We are unable to see wherein the quoted language supports appellant’s contention. It is clear in any case that if the assured affirmatively directs the insurer to dispose of monies belonging to him and held by the insurer in a manner other than by application on the premium the company would be obligated to follow such direction. But in the present case we have no such situation. In this case the money was paid over as full payment of a premium thought to be less than that properly due. It could not be applied as directed and so was returnable to the insured. The insured never made “any other direction” for the disposal of these funds, nor could he have done so -for he was not aware that they had not been applied as directed. In this circumstance it was the duty of the insurer to apply them to prevent forfeiture. As said in Lamar v. Ætna Life Ins. Co., 10 Cir., 85 F.2d 141, 142, the insurer should apply funds due to the insured “in extinguishment of the premium and thus avoid lapse of the policy unless the insured directs otherwise. And the law will make the application if the insurer fails to act, the
Appellant urges as error the granting by the court of, leave to file the second amended complaint.

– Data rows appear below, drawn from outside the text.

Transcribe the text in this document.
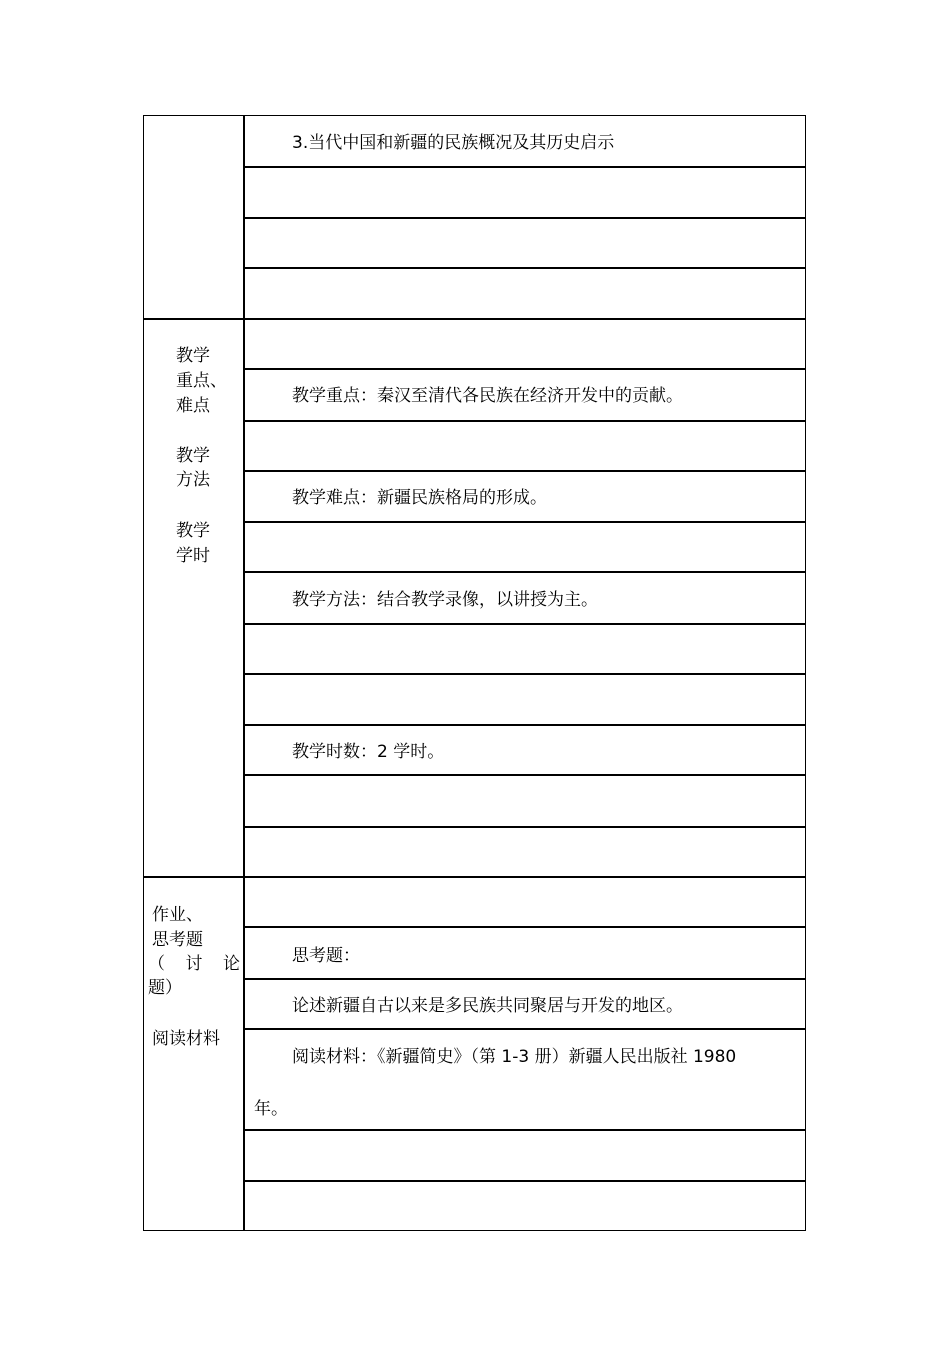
3.当代中国和新疆的民族概况及其历史启示
教学
重点、
难点
教学
方法
教学
学时
教学重点：秦汉至清代各民族在经济开发中的贡献。
教学难点：新疆民族格局的形成。
教学方法：结合教学录像，以讲授为主。
教学时数：2 学时。
作业、
思考题
（ 讨 论
题）
阅读材料
思考题：
论述新疆自古以来是多民族共同聚居与开发的地区。
阅读材料：《新疆简史》（第 1-3 册）新疆人民出版社 1980
年。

Appellant suffered no prejudice because of such action. The amendment was not necessary to plaintiff’s case. Moreover, appellant made no motion for continuance or other relief. We think the allowance of the amendment was a proper exercise of the court’s discretion. Calif. C.C.P. § 473.
In the view we have taken of the case it is unnecessary to consider other assignments of error urged by appellant.
Judgment affirmed.
Cochens v. Prudential Life Ins. Co., 4 Cal.App.2d 172, 40 P.2d 902; Morris v. New York Life Ins. Co., 6 Cal.App. 2d 30, 33, 43 P.2d 572; Bergholm v. Peoria Life Ins. Co., 284 U.S. 489, 52 S.Ct. 230, 76 L.Ed. 416; Avery v. New York Life Ins. Co., 5 Cir., 67 F.2d 442, 443; Orr v. Mutual Life Ins. Co., 8 Cir., 64 F.2d 561.